Cleopatra was a successful 1934 American epic film directed by Cecil B. deMille with starlet Claudette Colbert in the title role. DeMille's epic The Ten Commandments was a blockbuster of 1956; Jeanne Crain as Nefertiti in Queen of the Nile (1961) followed, then the Richard Burton and Elizabeth Taylor vehicle Cleopatra (1963).
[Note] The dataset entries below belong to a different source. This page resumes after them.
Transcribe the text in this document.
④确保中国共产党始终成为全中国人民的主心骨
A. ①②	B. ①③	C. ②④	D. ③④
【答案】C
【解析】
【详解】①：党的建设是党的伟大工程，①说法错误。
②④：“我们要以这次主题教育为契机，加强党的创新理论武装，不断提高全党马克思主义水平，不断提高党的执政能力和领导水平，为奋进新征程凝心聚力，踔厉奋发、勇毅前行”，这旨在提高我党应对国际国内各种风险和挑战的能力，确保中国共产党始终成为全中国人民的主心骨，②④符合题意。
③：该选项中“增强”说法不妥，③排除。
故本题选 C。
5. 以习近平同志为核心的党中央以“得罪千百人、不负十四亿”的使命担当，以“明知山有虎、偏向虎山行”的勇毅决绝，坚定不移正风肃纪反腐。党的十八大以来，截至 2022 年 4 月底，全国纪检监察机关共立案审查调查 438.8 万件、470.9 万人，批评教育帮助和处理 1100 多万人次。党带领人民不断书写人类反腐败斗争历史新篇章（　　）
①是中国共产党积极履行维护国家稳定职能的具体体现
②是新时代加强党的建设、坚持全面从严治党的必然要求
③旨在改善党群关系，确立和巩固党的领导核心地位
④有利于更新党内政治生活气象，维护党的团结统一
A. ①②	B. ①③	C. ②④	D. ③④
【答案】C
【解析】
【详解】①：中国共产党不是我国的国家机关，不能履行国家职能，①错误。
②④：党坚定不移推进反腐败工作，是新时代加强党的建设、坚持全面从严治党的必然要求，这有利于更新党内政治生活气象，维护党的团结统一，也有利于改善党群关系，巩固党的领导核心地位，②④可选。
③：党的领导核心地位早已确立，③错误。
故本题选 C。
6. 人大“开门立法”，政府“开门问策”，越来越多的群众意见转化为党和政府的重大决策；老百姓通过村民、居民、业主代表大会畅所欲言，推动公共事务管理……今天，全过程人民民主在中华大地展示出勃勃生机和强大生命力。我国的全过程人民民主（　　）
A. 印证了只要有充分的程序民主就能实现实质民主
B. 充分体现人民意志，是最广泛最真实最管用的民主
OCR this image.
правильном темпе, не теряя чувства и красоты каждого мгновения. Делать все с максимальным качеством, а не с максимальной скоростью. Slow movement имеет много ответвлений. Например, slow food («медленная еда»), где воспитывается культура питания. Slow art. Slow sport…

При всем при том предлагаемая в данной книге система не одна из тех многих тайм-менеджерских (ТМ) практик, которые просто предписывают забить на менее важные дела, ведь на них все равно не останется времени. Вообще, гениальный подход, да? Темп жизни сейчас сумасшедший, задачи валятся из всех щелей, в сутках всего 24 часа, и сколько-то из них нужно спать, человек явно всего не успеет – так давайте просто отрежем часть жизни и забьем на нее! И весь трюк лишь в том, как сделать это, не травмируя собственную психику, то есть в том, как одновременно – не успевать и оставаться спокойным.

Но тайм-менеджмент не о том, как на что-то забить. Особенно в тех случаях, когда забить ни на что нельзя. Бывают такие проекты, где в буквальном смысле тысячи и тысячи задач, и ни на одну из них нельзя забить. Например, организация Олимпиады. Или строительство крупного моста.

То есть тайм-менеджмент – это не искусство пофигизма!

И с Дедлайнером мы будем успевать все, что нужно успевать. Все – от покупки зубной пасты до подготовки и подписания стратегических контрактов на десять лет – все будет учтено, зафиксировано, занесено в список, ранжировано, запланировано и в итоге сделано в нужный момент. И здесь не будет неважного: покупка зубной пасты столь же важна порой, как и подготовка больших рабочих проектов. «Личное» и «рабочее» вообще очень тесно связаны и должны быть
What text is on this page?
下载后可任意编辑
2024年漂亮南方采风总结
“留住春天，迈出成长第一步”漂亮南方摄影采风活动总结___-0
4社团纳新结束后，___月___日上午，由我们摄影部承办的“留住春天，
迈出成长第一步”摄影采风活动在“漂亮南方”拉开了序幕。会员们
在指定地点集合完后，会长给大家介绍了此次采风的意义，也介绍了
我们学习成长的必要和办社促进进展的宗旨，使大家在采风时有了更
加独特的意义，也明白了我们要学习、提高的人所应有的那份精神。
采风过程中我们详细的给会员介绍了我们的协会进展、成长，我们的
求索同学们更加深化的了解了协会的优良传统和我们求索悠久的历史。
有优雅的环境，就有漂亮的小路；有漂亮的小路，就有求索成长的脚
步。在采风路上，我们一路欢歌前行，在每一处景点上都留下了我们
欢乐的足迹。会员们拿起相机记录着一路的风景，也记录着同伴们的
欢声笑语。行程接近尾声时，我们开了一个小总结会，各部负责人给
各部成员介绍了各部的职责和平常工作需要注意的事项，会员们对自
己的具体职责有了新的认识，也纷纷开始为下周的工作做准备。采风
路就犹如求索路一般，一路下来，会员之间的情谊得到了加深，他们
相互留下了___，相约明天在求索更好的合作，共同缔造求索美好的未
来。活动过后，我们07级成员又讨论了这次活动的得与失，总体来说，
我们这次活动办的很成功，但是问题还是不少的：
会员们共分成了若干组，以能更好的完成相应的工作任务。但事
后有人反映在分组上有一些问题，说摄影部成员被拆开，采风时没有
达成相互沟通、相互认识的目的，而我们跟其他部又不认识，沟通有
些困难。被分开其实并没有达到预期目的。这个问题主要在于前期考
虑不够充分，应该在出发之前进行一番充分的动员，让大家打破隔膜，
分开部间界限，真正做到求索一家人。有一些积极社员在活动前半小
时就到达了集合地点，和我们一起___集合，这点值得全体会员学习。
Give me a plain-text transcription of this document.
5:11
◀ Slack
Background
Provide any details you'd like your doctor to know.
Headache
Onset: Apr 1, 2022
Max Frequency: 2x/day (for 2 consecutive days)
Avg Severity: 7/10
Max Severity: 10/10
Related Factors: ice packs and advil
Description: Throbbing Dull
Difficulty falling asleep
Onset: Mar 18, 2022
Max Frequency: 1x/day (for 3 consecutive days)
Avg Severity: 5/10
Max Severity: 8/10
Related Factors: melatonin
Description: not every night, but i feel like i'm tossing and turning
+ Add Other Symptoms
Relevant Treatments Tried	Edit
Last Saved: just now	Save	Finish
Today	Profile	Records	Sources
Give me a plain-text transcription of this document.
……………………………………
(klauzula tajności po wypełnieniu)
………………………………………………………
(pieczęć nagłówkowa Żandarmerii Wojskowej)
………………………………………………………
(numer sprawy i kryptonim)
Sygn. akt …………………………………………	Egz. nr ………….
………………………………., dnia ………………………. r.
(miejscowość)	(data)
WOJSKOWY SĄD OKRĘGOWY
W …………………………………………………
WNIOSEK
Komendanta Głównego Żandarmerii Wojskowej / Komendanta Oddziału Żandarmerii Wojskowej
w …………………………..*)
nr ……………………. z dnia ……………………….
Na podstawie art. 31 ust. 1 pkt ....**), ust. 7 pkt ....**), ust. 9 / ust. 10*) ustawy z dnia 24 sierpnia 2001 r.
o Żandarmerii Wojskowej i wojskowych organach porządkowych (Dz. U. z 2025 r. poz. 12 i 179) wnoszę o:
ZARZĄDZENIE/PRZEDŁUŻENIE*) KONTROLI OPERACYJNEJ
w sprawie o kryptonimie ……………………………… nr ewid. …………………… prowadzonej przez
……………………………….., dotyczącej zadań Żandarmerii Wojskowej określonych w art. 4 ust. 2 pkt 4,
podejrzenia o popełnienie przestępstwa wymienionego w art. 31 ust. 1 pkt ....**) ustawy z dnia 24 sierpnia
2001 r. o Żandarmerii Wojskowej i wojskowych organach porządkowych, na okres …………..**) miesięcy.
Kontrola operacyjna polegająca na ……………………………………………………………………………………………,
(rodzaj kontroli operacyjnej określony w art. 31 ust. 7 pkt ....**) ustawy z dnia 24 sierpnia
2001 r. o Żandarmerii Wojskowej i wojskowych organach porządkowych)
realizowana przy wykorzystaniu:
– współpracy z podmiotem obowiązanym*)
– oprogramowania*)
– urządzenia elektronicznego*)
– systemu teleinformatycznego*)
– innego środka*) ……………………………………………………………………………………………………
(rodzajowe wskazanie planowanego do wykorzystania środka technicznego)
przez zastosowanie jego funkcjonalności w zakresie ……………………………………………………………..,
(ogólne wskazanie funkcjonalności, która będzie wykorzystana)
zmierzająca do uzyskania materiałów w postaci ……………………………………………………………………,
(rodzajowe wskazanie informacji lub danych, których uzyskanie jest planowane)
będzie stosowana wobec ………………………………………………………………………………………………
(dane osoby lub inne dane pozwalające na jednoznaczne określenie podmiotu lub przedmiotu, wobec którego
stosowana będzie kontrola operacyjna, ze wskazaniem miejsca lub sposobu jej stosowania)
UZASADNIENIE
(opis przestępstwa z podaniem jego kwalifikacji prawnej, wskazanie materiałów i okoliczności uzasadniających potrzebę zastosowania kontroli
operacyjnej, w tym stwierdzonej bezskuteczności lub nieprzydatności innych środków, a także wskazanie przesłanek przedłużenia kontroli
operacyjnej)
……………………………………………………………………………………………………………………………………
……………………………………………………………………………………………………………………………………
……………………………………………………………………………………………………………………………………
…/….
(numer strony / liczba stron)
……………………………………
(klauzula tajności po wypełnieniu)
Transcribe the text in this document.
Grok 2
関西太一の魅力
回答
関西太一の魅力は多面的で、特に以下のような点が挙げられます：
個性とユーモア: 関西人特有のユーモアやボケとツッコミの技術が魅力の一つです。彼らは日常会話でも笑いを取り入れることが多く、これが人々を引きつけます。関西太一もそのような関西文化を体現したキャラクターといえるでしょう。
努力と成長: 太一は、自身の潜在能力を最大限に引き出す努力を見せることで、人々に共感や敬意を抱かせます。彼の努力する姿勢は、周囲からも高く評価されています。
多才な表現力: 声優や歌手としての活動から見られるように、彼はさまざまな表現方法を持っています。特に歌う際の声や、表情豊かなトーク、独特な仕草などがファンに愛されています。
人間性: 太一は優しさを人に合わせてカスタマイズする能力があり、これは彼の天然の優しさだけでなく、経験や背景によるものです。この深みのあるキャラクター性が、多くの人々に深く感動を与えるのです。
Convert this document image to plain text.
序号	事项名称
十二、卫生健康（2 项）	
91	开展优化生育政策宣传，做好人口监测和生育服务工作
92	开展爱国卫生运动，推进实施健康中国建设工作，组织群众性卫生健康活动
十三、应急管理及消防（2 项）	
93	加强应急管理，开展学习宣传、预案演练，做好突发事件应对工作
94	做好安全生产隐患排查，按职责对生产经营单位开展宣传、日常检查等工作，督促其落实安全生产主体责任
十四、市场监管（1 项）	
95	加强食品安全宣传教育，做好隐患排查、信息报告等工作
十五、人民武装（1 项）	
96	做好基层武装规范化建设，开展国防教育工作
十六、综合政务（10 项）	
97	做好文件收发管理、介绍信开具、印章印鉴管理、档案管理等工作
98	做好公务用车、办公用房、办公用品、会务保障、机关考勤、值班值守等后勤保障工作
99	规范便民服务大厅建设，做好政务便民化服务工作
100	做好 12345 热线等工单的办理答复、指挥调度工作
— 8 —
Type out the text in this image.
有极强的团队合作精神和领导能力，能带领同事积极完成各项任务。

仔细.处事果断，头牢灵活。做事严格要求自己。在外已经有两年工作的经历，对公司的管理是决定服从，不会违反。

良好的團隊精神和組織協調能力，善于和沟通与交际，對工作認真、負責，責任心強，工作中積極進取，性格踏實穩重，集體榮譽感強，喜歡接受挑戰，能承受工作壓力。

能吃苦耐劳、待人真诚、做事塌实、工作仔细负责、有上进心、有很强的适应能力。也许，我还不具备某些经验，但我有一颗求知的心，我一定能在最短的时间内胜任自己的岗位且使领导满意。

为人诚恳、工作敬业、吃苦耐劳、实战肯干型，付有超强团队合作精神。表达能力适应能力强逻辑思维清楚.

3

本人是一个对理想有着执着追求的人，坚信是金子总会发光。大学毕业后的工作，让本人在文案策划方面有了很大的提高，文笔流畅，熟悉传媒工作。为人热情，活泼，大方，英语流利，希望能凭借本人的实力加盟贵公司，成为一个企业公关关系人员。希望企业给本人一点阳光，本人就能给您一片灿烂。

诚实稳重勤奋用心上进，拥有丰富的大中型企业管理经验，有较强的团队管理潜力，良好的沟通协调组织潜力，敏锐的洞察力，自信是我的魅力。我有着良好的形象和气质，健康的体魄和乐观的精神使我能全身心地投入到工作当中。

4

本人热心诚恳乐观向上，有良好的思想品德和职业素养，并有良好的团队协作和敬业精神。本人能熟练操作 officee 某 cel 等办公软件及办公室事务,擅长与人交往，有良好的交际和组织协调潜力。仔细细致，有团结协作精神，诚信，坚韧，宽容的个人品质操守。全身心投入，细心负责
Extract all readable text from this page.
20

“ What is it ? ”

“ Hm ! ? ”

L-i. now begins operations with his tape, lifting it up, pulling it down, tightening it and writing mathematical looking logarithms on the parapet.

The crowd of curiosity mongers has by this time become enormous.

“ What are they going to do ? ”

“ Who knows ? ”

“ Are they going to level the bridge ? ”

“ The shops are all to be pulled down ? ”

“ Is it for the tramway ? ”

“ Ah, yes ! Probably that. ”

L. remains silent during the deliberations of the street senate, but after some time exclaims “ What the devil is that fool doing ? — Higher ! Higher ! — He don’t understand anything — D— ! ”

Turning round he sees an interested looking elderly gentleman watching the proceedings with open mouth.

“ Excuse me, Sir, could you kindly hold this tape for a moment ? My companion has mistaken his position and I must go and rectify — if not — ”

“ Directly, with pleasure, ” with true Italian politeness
And in 1966, the 1895 novel Pharaoh was adapted into a Polish feature film.

The popular science-fiction/action franchise Stargate, in which Egyptian gods are actually malevolent aliens, premiered as a film in 1994. A best-selling series of novels by French author and Egyptologist Christian Jacq, inspired by the life of Pharaoh Ramses II ("the Great"), had its first release in 1995. A remake of the 1932 Boris Karloff film, also called The Mummy, was released in 1999 and led to its own media franchise.

=== 21st century ===
HBO's miniseries Rome features several episodes set in Greco-Roman Egypt. A faithful but anachronistic stage set of a court of Pharaonic Egypt (as opposed to the historically correct Hellenistic period) was built in Rome's Cinecittà studios. The series depicts intrigues between Cleopatra, Ptolemy XIII, Julius Caesar, and Mark Antony.

La Reine Soleil, a 2007 animated film by Philippe Leclerc set in the tumultuous 18th Dynasty (c. 1550 – 1292 BCE), portrays Akhenaten, Tutankhaten (later Tutankhamun), Akhesa (later Ankhesenamun), Nefertiti, and Horemheb in a complex struggle pitting the priests of Amun against Akhenaten's strict monotheistic innovations.

A second remake of The Mummy was released in 2017. Fantastical representations of Egypt continue to feature in music videos and other products of Western popular culture of the 21st century.